一方、娼館に面する通りは賑わっていた。夕課から晩課への鐘は教会から鳴らされる。晩課以後の深夜は法によって外出禁止となるので、めいめい用事を急いだ。たいてい急ぐ者は仕事の都合であり、多くは酒飲みと賭博を楽しんだ。これによる市民と冒険者らのケンカが絶えない事もあっての外出禁止ではあるものの罰則は緩やかで、「夜は寝るもの」という慣習に沿うものだった。
通りには店舗が連なり、その間を埋めるようにして行商の露店が座する。さらにその隙間を「明かり持ち」とかファロティエとか呼ばれる人らが立ち、明かりを供する。これは店の子供だったり、正職であるわけだが、売り物を体裁良くごまかし、盗人を近寄らせないためであった。そのため雑踏の足許は明るかったが、人々は肩をぶつけあって、勇ましく決闘を宣言したりもした。
石を鎧うドワーフ、異大陸の矮人、幻想を追う中毒者、それを笑うパーティー、巡礼の僧侶、そしてフードを目深に被る魔術師――露天に広げられた獣皮の風呂敷を覗き込む野良犬を蹴飛ばす酔っ払いの高らかな歌声は、英雄もかくやという不敵さがあった。
――かような娼館通りの賑わいからやや離れた所に、冒険者風の或る男が立っていた。通りを挟んで、筋向かいの娼館を睨みつけている。二階の建てつけの悪い窓は閉じられ、明かりはない。そこには赤い髪の女が住んでいる筈だった。
時折、腰に下げた革の水筒を口につけ、すすぐようにしてから飲んだ。粗末なピケット(果実水)ではなく、貴重な水漿だった(注1)。彼を司る偉大な神への聖句をひとつ唱え、喉を湿らせるとともに口腔の洗浄も兼ねていた。汚れた口で唱えては加護を得られぬ。
男は戦いに来たのだ。遠く異国より砂漠を越えて、主神に抗う者を引き戻しに来た。従わぬなら殺害する。砂漠の民は等しく主神の盟約において、砂の海で生きねばならぬ……。

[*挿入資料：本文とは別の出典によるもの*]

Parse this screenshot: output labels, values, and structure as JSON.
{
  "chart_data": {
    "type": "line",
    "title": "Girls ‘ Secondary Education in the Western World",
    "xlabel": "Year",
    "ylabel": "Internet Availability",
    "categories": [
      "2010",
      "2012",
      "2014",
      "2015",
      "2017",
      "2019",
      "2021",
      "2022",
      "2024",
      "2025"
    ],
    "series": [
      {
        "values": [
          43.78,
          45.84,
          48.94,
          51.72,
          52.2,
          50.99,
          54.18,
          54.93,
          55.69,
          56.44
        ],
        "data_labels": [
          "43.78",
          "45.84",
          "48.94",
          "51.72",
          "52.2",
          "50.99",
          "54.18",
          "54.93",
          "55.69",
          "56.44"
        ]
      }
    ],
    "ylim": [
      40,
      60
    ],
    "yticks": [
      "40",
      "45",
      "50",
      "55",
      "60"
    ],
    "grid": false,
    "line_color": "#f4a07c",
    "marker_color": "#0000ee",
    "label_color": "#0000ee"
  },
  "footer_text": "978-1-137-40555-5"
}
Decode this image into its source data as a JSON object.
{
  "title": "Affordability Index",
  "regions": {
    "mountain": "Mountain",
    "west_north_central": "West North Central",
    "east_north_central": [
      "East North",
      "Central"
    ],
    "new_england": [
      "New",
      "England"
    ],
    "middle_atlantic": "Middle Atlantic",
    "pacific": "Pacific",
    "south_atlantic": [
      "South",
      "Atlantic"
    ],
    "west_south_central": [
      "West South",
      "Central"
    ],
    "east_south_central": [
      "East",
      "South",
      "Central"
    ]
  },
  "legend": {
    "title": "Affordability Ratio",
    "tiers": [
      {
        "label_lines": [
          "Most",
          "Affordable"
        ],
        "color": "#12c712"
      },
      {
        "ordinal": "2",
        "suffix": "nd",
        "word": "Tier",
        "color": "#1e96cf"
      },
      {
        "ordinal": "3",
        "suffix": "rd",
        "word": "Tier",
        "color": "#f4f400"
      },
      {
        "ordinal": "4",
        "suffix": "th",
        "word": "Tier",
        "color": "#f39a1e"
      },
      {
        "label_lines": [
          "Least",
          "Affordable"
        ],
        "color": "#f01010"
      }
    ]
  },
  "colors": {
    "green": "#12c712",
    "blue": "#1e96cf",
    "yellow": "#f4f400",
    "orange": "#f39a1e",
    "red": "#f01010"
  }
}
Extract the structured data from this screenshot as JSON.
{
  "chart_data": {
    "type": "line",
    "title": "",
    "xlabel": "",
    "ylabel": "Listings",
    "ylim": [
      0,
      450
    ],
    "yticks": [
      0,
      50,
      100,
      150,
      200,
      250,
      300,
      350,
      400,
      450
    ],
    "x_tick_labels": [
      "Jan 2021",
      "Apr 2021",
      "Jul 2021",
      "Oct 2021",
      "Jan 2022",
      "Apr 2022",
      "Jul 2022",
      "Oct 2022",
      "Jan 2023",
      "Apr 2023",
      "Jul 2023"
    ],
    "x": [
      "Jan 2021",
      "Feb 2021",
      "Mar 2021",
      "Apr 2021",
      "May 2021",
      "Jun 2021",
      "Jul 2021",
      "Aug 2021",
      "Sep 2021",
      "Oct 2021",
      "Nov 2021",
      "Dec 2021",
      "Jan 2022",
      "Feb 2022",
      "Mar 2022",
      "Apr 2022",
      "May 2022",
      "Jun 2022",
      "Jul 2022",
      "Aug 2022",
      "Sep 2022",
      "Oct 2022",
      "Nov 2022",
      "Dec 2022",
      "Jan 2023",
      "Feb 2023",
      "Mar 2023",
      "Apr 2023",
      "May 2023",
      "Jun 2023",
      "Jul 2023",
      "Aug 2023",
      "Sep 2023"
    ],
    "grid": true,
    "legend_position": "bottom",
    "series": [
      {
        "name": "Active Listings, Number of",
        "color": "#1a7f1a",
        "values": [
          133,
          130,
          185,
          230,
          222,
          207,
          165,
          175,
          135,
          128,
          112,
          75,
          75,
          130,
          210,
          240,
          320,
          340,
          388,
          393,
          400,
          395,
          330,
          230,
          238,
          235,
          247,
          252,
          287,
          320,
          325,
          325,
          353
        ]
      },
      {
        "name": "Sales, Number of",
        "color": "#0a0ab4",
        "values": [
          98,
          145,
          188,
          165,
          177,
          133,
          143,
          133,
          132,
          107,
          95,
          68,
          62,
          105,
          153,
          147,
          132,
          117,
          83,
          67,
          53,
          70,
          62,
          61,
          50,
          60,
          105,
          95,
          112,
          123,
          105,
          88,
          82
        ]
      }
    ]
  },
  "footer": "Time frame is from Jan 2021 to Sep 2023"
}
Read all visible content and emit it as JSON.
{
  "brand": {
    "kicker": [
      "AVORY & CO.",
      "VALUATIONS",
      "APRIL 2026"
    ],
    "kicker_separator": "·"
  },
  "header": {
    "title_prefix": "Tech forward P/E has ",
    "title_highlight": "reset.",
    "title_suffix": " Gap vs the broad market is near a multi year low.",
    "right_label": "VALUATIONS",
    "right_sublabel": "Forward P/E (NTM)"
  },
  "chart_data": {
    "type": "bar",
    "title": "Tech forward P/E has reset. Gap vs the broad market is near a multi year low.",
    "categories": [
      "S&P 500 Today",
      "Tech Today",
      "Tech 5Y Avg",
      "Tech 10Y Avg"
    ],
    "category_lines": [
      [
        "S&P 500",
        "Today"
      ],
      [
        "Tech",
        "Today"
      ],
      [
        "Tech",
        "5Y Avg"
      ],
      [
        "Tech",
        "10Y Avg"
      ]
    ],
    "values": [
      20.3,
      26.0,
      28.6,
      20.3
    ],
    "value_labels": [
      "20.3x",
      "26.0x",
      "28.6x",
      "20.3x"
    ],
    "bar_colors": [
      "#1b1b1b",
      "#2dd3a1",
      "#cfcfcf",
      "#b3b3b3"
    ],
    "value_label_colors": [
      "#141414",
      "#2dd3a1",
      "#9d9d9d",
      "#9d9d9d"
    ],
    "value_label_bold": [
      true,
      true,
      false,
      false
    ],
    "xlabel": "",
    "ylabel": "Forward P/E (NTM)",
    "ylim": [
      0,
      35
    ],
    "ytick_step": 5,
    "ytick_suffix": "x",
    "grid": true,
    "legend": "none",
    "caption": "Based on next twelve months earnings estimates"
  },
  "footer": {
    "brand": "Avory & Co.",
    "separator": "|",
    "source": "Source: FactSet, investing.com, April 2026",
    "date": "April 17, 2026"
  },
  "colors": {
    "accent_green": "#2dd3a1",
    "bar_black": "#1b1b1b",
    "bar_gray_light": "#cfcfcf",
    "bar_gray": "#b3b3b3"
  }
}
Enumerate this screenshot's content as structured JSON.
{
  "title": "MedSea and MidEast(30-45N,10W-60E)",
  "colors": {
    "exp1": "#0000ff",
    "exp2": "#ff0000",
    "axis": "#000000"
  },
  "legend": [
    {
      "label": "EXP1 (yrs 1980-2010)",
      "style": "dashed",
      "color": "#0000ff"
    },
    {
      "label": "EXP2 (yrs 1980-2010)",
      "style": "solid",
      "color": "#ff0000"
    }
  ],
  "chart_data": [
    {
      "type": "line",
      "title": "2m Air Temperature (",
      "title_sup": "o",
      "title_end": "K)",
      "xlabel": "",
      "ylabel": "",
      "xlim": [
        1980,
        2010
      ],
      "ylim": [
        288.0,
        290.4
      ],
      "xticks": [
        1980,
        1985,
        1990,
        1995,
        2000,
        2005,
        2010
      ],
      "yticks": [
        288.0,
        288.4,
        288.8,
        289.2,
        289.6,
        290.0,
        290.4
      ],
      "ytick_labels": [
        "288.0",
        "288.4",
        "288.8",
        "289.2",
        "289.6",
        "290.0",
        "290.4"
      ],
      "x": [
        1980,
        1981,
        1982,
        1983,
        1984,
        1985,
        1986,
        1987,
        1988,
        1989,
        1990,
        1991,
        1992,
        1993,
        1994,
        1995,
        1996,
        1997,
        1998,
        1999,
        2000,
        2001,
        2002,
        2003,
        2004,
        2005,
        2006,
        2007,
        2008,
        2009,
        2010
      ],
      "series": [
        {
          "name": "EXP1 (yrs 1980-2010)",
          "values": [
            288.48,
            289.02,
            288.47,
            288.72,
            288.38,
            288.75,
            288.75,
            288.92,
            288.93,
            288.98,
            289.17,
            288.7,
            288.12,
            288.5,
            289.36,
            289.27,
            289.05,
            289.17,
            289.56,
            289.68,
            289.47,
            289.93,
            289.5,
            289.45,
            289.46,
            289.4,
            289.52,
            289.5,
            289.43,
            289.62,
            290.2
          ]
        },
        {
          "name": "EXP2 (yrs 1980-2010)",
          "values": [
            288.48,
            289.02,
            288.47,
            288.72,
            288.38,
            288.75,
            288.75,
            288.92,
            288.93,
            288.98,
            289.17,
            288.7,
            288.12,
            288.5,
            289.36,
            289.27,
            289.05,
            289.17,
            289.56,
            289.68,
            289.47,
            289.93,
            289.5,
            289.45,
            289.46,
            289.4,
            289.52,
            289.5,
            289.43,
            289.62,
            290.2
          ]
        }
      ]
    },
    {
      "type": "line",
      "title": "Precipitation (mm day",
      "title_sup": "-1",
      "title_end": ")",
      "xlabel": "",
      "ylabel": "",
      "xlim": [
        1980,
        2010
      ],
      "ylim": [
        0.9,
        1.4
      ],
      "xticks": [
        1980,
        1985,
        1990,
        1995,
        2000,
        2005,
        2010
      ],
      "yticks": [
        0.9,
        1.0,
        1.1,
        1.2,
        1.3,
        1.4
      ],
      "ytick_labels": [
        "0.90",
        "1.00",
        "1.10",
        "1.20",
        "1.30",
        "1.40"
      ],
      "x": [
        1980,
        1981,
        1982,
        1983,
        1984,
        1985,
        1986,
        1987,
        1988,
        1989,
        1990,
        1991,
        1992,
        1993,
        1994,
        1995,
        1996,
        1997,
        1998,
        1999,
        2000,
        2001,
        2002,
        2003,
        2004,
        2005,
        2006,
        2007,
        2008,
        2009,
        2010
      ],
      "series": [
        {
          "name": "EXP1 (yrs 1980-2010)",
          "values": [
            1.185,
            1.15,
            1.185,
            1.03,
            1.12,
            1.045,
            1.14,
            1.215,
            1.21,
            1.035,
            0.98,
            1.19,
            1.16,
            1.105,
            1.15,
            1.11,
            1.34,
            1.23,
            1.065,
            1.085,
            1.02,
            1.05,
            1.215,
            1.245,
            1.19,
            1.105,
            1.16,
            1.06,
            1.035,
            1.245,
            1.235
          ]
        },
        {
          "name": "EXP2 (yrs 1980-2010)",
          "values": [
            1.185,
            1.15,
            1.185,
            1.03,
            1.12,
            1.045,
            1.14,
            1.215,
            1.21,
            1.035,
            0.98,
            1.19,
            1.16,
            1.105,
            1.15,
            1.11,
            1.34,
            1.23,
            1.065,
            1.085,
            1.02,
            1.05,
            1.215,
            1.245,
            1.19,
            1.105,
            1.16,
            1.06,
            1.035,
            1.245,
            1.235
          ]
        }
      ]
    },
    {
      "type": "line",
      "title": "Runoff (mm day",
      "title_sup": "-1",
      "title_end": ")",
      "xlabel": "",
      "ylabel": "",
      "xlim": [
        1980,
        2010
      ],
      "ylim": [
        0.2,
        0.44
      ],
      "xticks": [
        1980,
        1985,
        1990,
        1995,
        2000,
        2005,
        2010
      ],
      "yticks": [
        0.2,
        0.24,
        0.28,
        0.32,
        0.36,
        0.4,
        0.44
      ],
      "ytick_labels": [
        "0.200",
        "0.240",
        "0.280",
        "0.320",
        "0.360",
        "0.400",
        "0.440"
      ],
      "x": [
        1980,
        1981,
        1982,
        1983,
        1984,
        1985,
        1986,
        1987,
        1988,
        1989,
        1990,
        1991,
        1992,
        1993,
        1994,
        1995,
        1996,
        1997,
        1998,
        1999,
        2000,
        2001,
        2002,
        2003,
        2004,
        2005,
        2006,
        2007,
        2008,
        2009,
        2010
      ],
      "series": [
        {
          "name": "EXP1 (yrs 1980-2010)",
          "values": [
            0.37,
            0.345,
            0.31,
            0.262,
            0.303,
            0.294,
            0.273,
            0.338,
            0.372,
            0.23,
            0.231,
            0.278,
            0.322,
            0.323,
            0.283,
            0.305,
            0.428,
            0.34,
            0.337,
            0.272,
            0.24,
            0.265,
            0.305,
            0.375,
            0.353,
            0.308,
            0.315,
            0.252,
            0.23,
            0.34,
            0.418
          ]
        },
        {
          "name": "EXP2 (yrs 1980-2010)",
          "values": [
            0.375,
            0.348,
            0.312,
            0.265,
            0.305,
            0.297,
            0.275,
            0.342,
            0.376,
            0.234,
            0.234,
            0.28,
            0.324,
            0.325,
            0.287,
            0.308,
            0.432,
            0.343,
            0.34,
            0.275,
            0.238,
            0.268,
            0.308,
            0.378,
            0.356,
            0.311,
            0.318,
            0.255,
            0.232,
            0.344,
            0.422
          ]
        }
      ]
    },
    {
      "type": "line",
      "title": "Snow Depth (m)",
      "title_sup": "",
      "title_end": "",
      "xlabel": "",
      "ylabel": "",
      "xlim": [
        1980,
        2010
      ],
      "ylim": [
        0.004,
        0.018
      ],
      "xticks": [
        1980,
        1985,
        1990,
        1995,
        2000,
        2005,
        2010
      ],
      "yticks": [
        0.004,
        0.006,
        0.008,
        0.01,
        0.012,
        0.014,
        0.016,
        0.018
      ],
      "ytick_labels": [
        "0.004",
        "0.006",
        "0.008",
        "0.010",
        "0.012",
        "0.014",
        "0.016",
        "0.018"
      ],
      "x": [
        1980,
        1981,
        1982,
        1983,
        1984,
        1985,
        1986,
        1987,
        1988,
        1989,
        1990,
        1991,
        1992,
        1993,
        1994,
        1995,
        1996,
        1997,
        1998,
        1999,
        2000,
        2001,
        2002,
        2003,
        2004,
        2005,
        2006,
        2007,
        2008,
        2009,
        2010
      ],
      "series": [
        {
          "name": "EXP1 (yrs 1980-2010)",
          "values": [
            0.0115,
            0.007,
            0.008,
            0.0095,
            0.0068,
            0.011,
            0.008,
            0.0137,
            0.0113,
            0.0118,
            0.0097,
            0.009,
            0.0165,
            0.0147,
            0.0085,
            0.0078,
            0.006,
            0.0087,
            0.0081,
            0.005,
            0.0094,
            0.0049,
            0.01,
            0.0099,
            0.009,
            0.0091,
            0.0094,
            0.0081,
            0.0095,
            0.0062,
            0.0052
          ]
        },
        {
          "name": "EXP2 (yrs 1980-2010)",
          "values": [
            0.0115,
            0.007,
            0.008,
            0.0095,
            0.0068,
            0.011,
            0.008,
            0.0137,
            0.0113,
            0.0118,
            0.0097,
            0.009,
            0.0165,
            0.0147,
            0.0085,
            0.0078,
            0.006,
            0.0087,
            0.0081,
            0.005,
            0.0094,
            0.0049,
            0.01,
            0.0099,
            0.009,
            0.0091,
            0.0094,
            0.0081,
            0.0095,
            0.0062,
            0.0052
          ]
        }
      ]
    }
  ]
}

砂海生まれの彼は優れた視力を有し、わずかな灯りを拾って娼館を見張っていた。その出で立ちは頭に赤い布を巻き、その上から鉄で補強された革の兜を被っていた。紐で面頬と一体化しているため、表情は隠れている。同じく補強された革の胸鎧には神聖文字が記され、砂漠の主神を礼賛する経によって守られ、貫頭式の外套で日差しと雨を払った。腰、背、外套の内側に旅の道具一式、軽業に富む武器を仕込んでいる。
――しばらく不動であった男は面頬から覗く目をやや細めて、その場を離れた。通りの人混みに揉まれながら、その目……青い瞳は件の女を認めたのだろうか。
青い眼……兜を脱げば、ユールと同じ濡れたような艶を持つ赤い髪、即ち砂漠の民である盟約の証が現れるだろう。この男の名前はフッリキューメ。ユールの運命を決する刺客だ。
(注1)9行目
水漿(すいしょう)……作中では飲料水を指す。濾過した高価な水。